Another name for a gluten-free diet, the wheat belly diet focuses on eliminating wheat-based products.

“Gluten has gotten a bad rap lately, and I’m not quite sure why,” Feye said. “I see many people warding off carbs as a way of losing weight. The issue is not the bread itself, but in the amount of bread eaten. A diet rich in whole grains can be beneficial, as those foods often have fiber, vitamins and minerals. In fact, many gluten-free diets are lower in fiber and higher in fat. Keep portions in mind and make half your grains whole to reap the benefits of wheat. Unless there is a medical implication for avoiding gluten, wheat-containing foods can definitely be incorporated into a healthy diet.”

High-Protein, Low-Carb Diets

High-protein diets focus on the consumption of large amounts of protein, such as red meat, eggs or nuts, and foods low in carbs, like bananas, beans and avocados.

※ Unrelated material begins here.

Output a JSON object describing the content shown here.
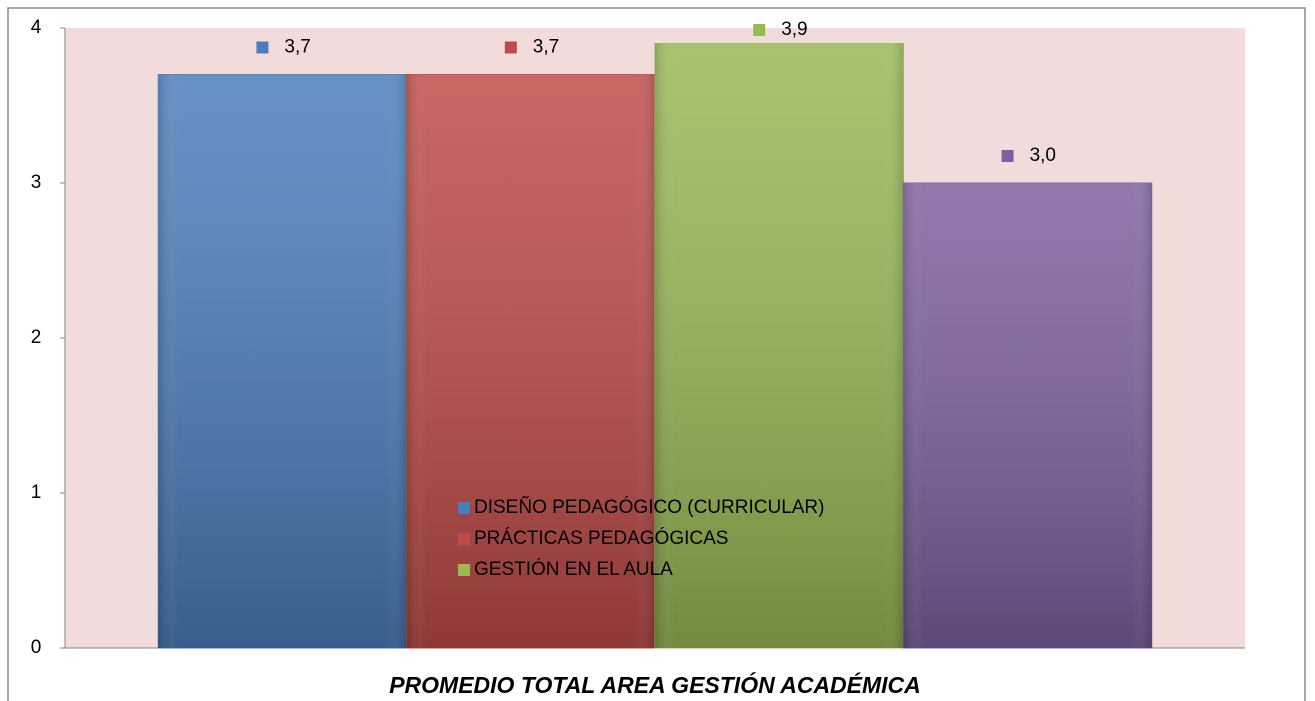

“Diets like the Atkins diet are often love-at-first-sight for many individuals striving to lose weight. These diets claim to improve heart health and memory function, while implying that overweight people eat too many carbs,” Feye said. “The issues I see from this diet include excessive consumption of fat and protein and too little carbs. While I do think many of us eat too many carbs, we need at least 150 grams of carbohydrates each day. Instead of this approach, I recommend balancing whole grains, lean meats, fruits, veggies and healthy fats.”

Raw Food Diet

The raw food diet is not about eating raw meat. Rather, it involves about 75 to 80 percent of a person’s daily diet being made up of organic plant-based foods that are never heated above 115 degrees, according to the U.S. News and World Report, as well as eating raw animal products, like unpasteurized milk, sashimi, raw fish, and certain kinds of raw meat.

“In my mind, the raw food diet movement is either a huge success for individuals, or it leads to malnourishment. People swear by this diet of undercooked, unprocessed plant foods. Some claim the diet leads to weight loss, disease reduction and high energy levels,” Feye said. “The research to support raw foods (rather than) cooked is pretty limited in the scheme of things. The research that does indicate the benefits of the raw foods diet really puts more emphasis on vegetarianism and the health benefits of a plant-based diet overall. It is true that some nutrients are lost in the cooking process. Then again, some nutrients are enhanced in the cooking process.”